6,000 workers to build it. 357 permanent jobs when it's done. What is the Stargate AI campus actually doing to Abilene, Texas?
I write a financial/geopolitical newsletter and just published a deep dive on the logistical realities of the AI data center buildout in Abilene, Texas — the flagship site of the $500 billion Stargate project.
The coverage has been heavy on the announcement and light on the details. Here are the details that jumped out at me:
- Abilene is 180 miles from Dallas. At peak construction, 5,000–6,000 workers were showing up daily with nowhere nearby to live.
- Rents jumped ~$1,000/month in a city of 125,000 people. Families ended up in homeless encampments. The Housing Authority started advising elderly and disabled clients to relocate outside city limits.
- The facility is projected to employ 357 permanent workers when complete. The housing market doesn't disappear when the cranes do.
- ERCOT's large-load interconnection queue nearly quadrupled from 56 GW to 205 GW in one year — against a grid with peak demand of ~80–85 GW.
- Texas passed Senate Bill 6 giving ERCOT authority to curtail data centers before residential customers during peak stress events — essentially an admission these projects were approved before the grid could handle them.
- There are currently no state laws regulating data center water consumption in Texas. The Houston Advanced Research Center projects Texas data centers will consume 399 billion gallons of water annually by 2030.
- Taylor County granted an 85% property tax abatement for 10 years. Good Jobs First estimates Texas is forgoing $1B+ annually in data center tax revenue statewide.
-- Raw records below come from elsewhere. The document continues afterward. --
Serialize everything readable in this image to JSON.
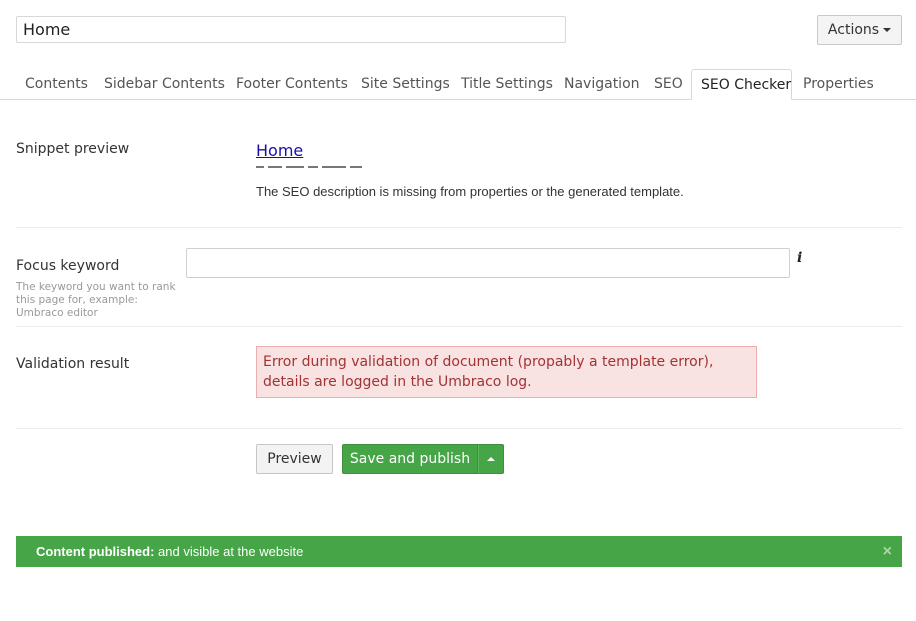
{
  "header": {
    "name_value": "Home",
    "actions_label": "Actions"
  },
  "tabs": [
    {
      "label": "Contents"
    },
    {
      "label": "Sidebar Contents"
    },
    {
      "label": "Footer Contents"
    },
    {
      "label": "Site Settings"
    },
    {
      "label": "Title Settings"
    },
    {
      "label": "Navigation"
    },
    {
      "label": "SEO"
    },
    {
      "label": "SEO Checker",
      "active": true
    },
    {
      "label": "Properties"
    }
  ],
  "snippet": {
    "label": "Snippet preview",
    "title": "Home",
    "description": "The SEO description is missing from properties or the generated template."
  },
  "focus": {
    "label": "Focus keyword",
    "hint": "The keyword you want to rank this page for, example: Umbraco editor",
    "value": "",
    "info_icon": "i"
  },
  "validation": {
    "label": "Validation result",
    "message": "Error during validation of document (propably a template error), details are logged in the Umbraco log."
  },
  "buttons": {
    "preview": "Preview",
    "save_publish": "Save and publish"
  },
  "notification": {
    "strong": "Content published:",
    "text": " and visible at the website",
    "close": "×"
  },
  "colors": {
    "success": "#46a546",
    "error_bg": "#f9e2e2",
    "error_text": "#a33333",
    "link": "#1a0dab"
  }
}
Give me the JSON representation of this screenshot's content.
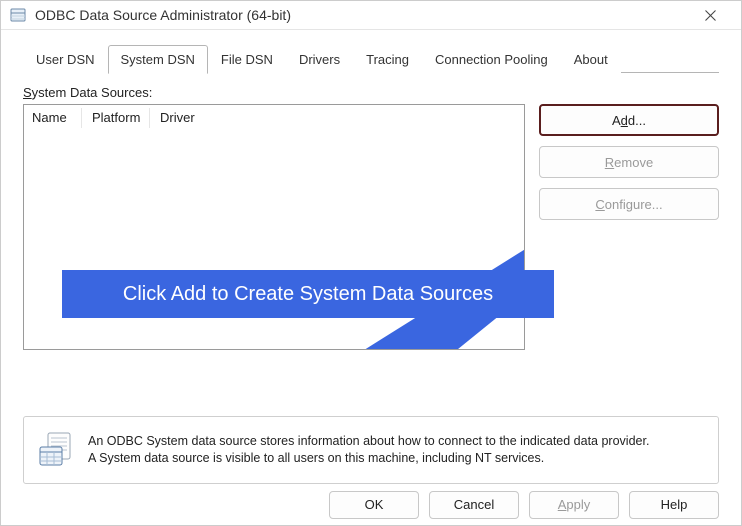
{
  "window": {
    "title": "ODBC Data Source Administrator (64-bit)"
  },
  "tabs": [
    {
      "label": "User DSN"
    },
    {
      "label": "System DSN"
    },
    {
      "label": "File DSN"
    },
    {
      "label": "Drivers"
    },
    {
      "label": "Tracing"
    },
    {
      "label": "Connection Pooling"
    },
    {
      "label": "About"
    }
  ],
  "section": {
    "label_prefix": "S",
    "label_rest": "ystem Data Sources:"
  },
  "columns": {
    "name": "Name",
    "platform": "Platform",
    "driver": "Driver"
  },
  "buttons": {
    "add_prefix": "A",
    "add_mid": "d",
    "add_suffix": "d...",
    "remove_prefix": "",
    "remove_mid": "R",
    "remove_suffix": "emove",
    "configure_prefix": "",
    "configure_mid": "C",
    "configure_suffix": "onfigure...",
    "ok": "OK",
    "cancel": "Cancel",
    "apply_prefix": "",
    "apply_mid": "A",
    "apply_suffix": "pply",
    "help": "Help"
  },
  "info": {
    "line1": "An ODBC System data source stores information about how to connect to the indicated data provider.",
    "line2": "A System data source is visible to all users on this machine, including NT services."
  },
  "callout": {
    "text": "Click Add to Create System Data Sources"
  }
}
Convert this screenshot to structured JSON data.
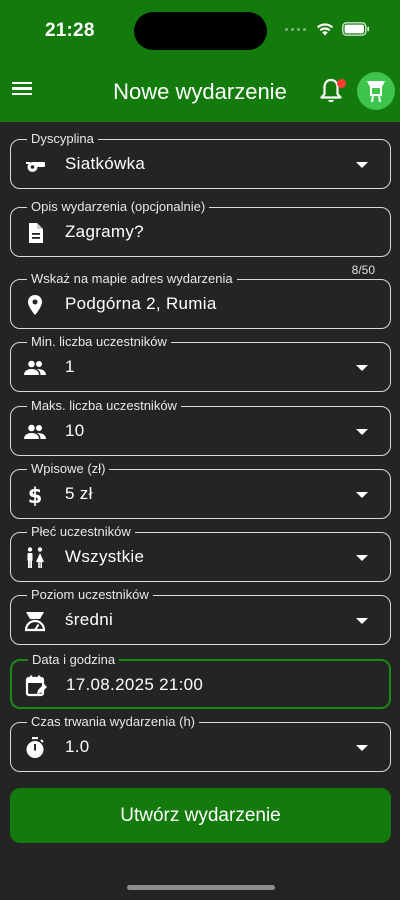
{
  "status_bar": {
    "time": "21:28"
  },
  "header": {
    "title": "Nowe wydarzenie"
  },
  "form": {
    "discipline": {
      "label": "Dyscyplina",
      "value": "Siatkówka"
    },
    "description": {
      "label": "Opis wydarzenia (opcjonalnie)",
      "value": "Zagramy?",
      "counter": "8/50"
    },
    "address": {
      "label": "Wskaż na mapie adres wydarzenia",
      "value": "Podgórna 2, Rumia"
    },
    "min_participants": {
      "label": "Min. liczba uczestników",
      "value": "1"
    },
    "max_participants": {
      "label": "Maks. liczba uczestników",
      "value": "10"
    },
    "fee": {
      "label": "Wpisowe (zł)",
      "value": "5 zł"
    },
    "gender": {
      "label": "Płeć uczestników",
      "value": "Wszystkie"
    },
    "level": {
      "label": "Poziom uczestników",
      "value": "średni"
    },
    "datetime": {
      "label": "Data i godzina",
      "value": "17.08.2025 21:00"
    },
    "duration": {
      "label": "Czas trwania wydarzenia (h)",
      "value": "1.0"
    }
  },
  "actions": {
    "submit_label": "Utwórz wydarzenie"
  },
  "colors": {
    "primary": "#137a0c",
    "background": "#242424",
    "accent_badge": "#ff3b30",
    "avatar": "#3ec44a"
  },
  "icons": [
    "menu-icon",
    "bell-icon",
    "avatar-icon",
    "whistle-icon",
    "document-icon",
    "location-pin-icon",
    "people-icon",
    "dollar-icon",
    "gender-icon",
    "scale-icon",
    "calendar-edit-icon",
    "stopwatch-icon"
  ]
}
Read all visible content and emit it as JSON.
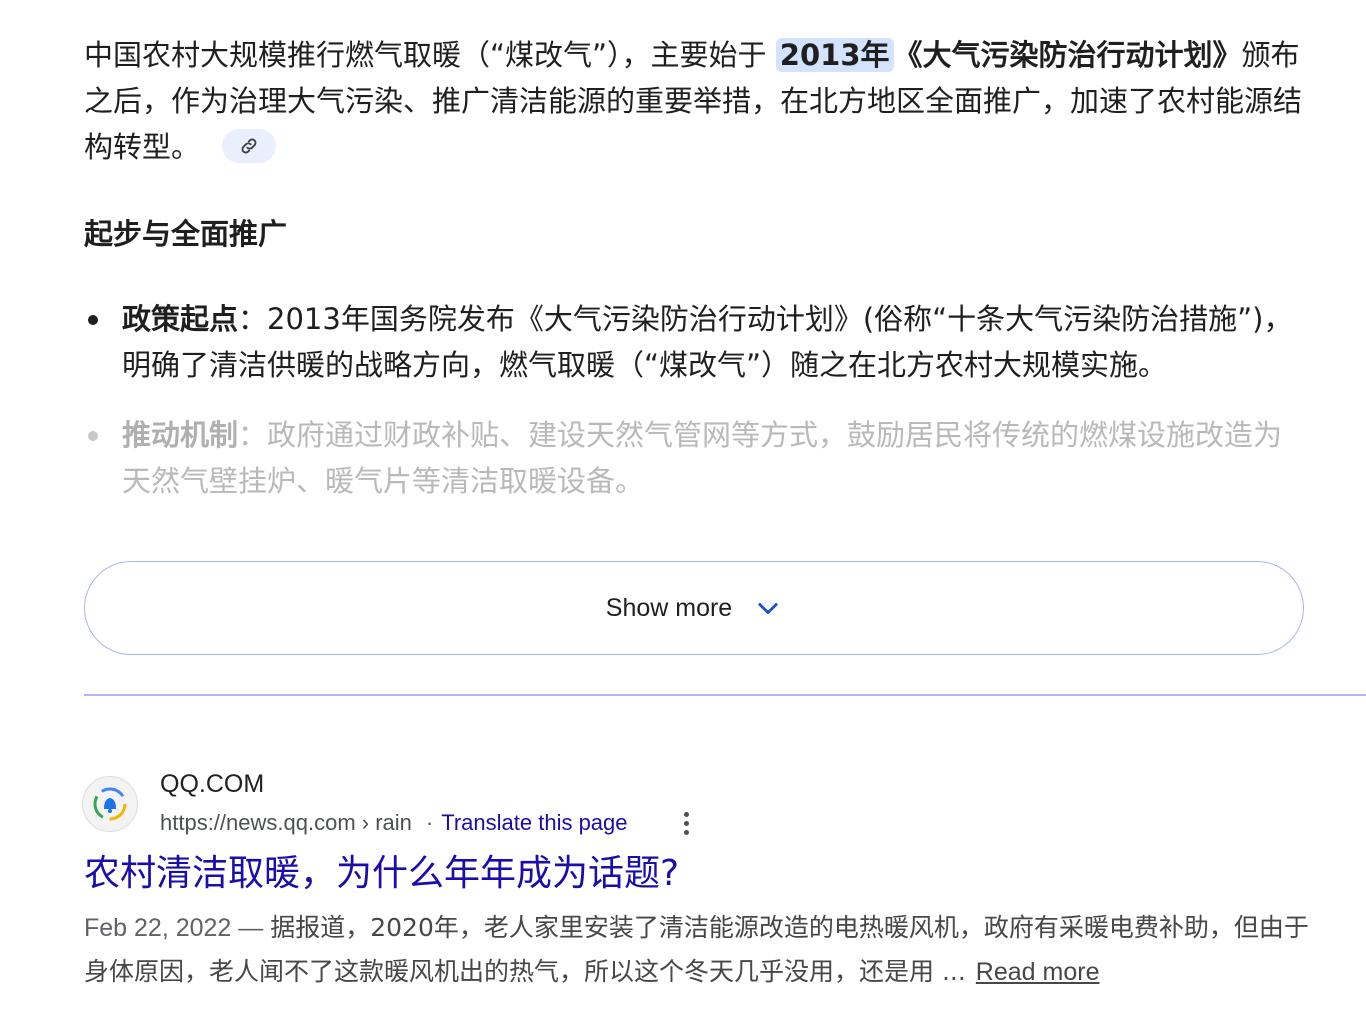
{
  "overview": {
    "intro_part1": "中国农村大规模推行燃气取暖（“煤改气”），主要始于 ",
    "intro_highlight": "2013年",
    "intro_bold": "《大气污染防治行动计划》",
    "intro_part2": "颁布之后，作为治理大气污染、推广清洁能源的重要举措，在北方地区全面推广，加速了农村能源结构转型。",
    "link_icon": "link-icon",
    "section_heading": "起步与全面推广",
    "bullets": [
      {
        "title": "政策起点",
        "text": "：2013年国务院发布《大气污染防治行动计划》(俗称“十条大气污染防治措施”)，明确了清洁供暖的战略方向，燃气取暖（“煤改气”）随之在北方农村大规模实施。"
      },
      {
        "title": "推动机制",
        "text": "：政府通过财政补贴、建设天然气管网等方式，鼓励居民将传统的燃煤设施改造为天然气壁挂炉、暖气片等清洁取暖设备。"
      }
    ],
    "show_more_label": "Show more",
    "show_more_icon": "chevron-down-icon"
  },
  "result": {
    "site_name": "QQ.COM",
    "url": "https://news.qq.com › rain",
    "separator": "·",
    "translate_label": "Translate this page",
    "title": "农村清洁取暖，为什么年年成为话题?",
    "date": "Feb 22, 2022 — ",
    "snippet": "据报道，2020年，老人家里安装了清洁能源改造的电热暖风机，政府有采暖电费补助，但由于身体原因，老人闻不了这款暖风机出的热气，所以这个冬天几乎没用，还是用 ...",
    "read_more_label": "Read more",
    "favicon_icon": "qq-bell-logo-icon",
    "menu_icon": "kebab-menu-icon"
  },
  "colors": {
    "link_blue": "#1a0dab",
    "highlight_bg": "#d3e3fd",
    "border_blue": "#a8b8f0"
  }
}
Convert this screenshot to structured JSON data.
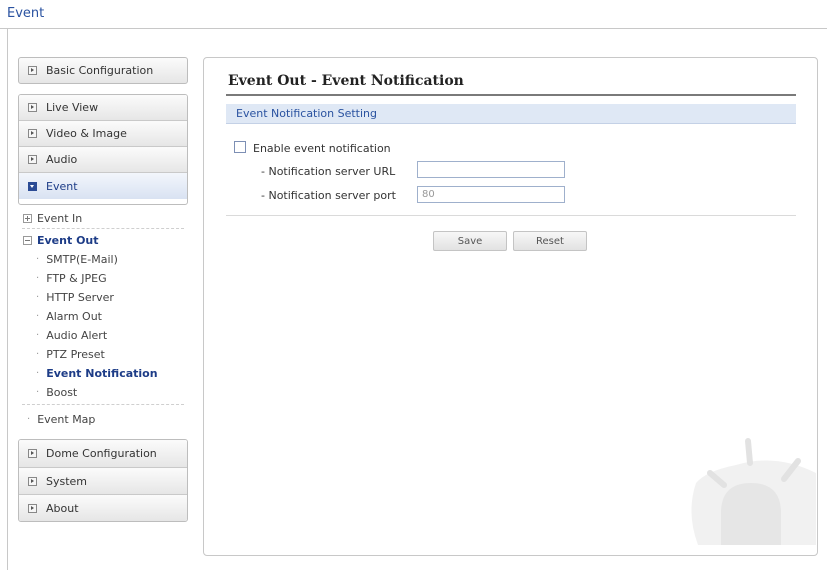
{
  "topbar": {
    "title": "Event"
  },
  "sidebar": {
    "basic_configuration": "Basic Configuration",
    "group_items": [
      {
        "label": "Live View"
      },
      {
        "label": "Video & Image"
      },
      {
        "label": "Audio"
      },
      {
        "label": "Event"
      }
    ],
    "submenu": {
      "event_in": "Event In",
      "event_out": "Event Out",
      "event_out_items": [
        "SMTP(E-Mail)",
        "FTP & JPEG",
        "HTTP Server",
        "Alarm Out",
        "Audio Alert",
        "PTZ Preset",
        "Event Notification",
        "Boost"
      ],
      "event_map": "Event Map"
    },
    "bottom_items": [
      {
        "label": "Dome Configuration"
      },
      {
        "label": "System"
      },
      {
        "label": "About"
      }
    ]
  },
  "main": {
    "title": "Event Out - Event Notification",
    "section": "Event Notification Setting",
    "enable_label": "Enable event notification",
    "enable_checked": false,
    "url_label": "- Notification server URL",
    "url_value": "",
    "port_label": "- Notification server port",
    "port_value": "80",
    "save_label": "Save",
    "reset_label": "Reset"
  },
  "colors": {
    "accent": "#2a52a0",
    "section_bg": "#dfe8f5",
    "active_item": "#1d3c87"
  },
  "icons": {
    "expand": "expand-arrow-icon",
    "collapse": "collapse-arrow-icon",
    "tree_plus": "tree-plus-icon",
    "tree_minus": "tree-minus-icon",
    "watermark": "alarm-light-icon"
  }
}
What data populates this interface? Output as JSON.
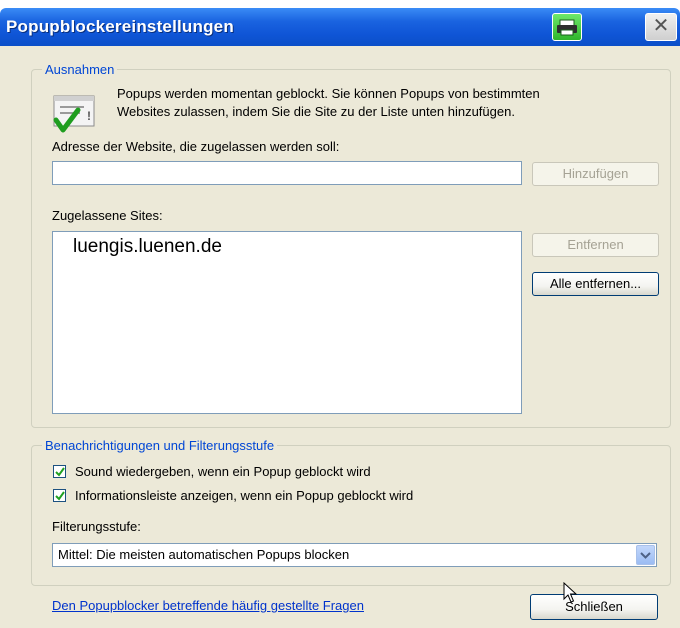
{
  "window": {
    "title": "Popupblockereinstellungen",
    "close_glyph": "✕"
  },
  "exceptions": {
    "legend": "Ausnahmen",
    "info_line1": "Popups werden momentan geblockt. Sie können Popups von bestimmten",
    "info_line2": "Websites zulassen, indem Sie die Site zu der Liste unten hinzufügen.",
    "address_label": "Adresse der Website, die zugelassen werden soll:",
    "address_value": "",
    "add_button": "Hinzufügen",
    "allowed_label": "Zugelassene Sites:",
    "allowed_sites": [
      "luengis.luenen.de"
    ],
    "remove_button": "Entfernen",
    "remove_all_button": "Alle entfernen..."
  },
  "notifications": {
    "legend": "Benachrichtigungen und Filterungsstufe",
    "play_sound_label": "Sound wiedergeben, wenn ein Popup geblockt wird",
    "play_sound_checked": true,
    "infobar_label": "Informationsleiste anzeigen, wenn ein Popup geblockt wird",
    "infobar_checked": true,
    "filter_label": "Filterungsstufe:",
    "filter_value": "Mittel: Die meisten automatischen Popups blocken"
  },
  "footer": {
    "faq_link": "Den Popupblocker betreffende häufig gestellte Fragen",
    "close_button": "Schließen"
  },
  "icons": {
    "title_green": "printer-icon",
    "info": "popup-checkmark-icon",
    "dropdown": "chevron-down-icon",
    "cursor": "mouse-pointer-icon"
  }
}
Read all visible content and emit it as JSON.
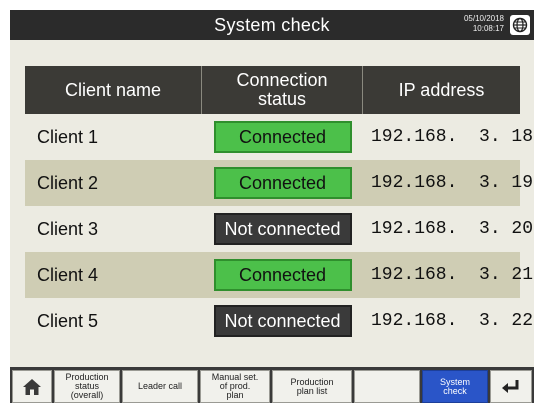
{
  "header": {
    "title": "System check",
    "date": "05/10/2018",
    "time": "10:08:17",
    "globe_icon": "globe-icon"
  },
  "table": {
    "columns": [
      "Client name",
      "Connection\nstatus",
      "IP address"
    ],
    "rows": [
      {
        "client": "Client 1",
        "status": "Connected",
        "ip": "192.168.  3. 18"
      },
      {
        "client": "Client 2",
        "status": "Connected",
        "ip": "192.168.  3. 19"
      },
      {
        "client": "Client 3",
        "status": "Not connected",
        "ip": "192.168.  3. 20"
      },
      {
        "client": "Client 4",
        "status": "Connected",
        "ip": "192.168.  3. 21"
      },
      {
        "client": "Client 5",
        "status": "Not connected",
        "ip": "192.168.  3. 22"
      }
    ]
  },
  "colors": {
    "connected": "#4cc04a",
    "not_connected": "#3a3a3a",
    "active_nav": "#2a55c8",
    "row_alt": "#cfcdb4"
  },
  "footer": {
    "home_icon": "home-icon",
    "production_status": "Production\nstatus\n(overall)",
    "leader_call": "Leader call",
    "manual_set": "Manual set.\nof prod.\nplan",
    "production_plan_list": "Production\nplan list",
    "blank": "",
    "system_check": "System\ncheck",
    "return_icon": "return-icon"
  }
}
The WSJ also reported this week that local opposition blocked or delayed 48 data center projects valued at $156 billion last year, and a record 20 were canceled in Q1 alone. AI is now polling less favorably than ICE according to recent Stanford/UC Berkeley research.
None of this is an argument against AI infrastructure. It's an argument for asking better questions before the ribbon-cutting.
Happy to discuss — genuinely curious what people closer to these issues think.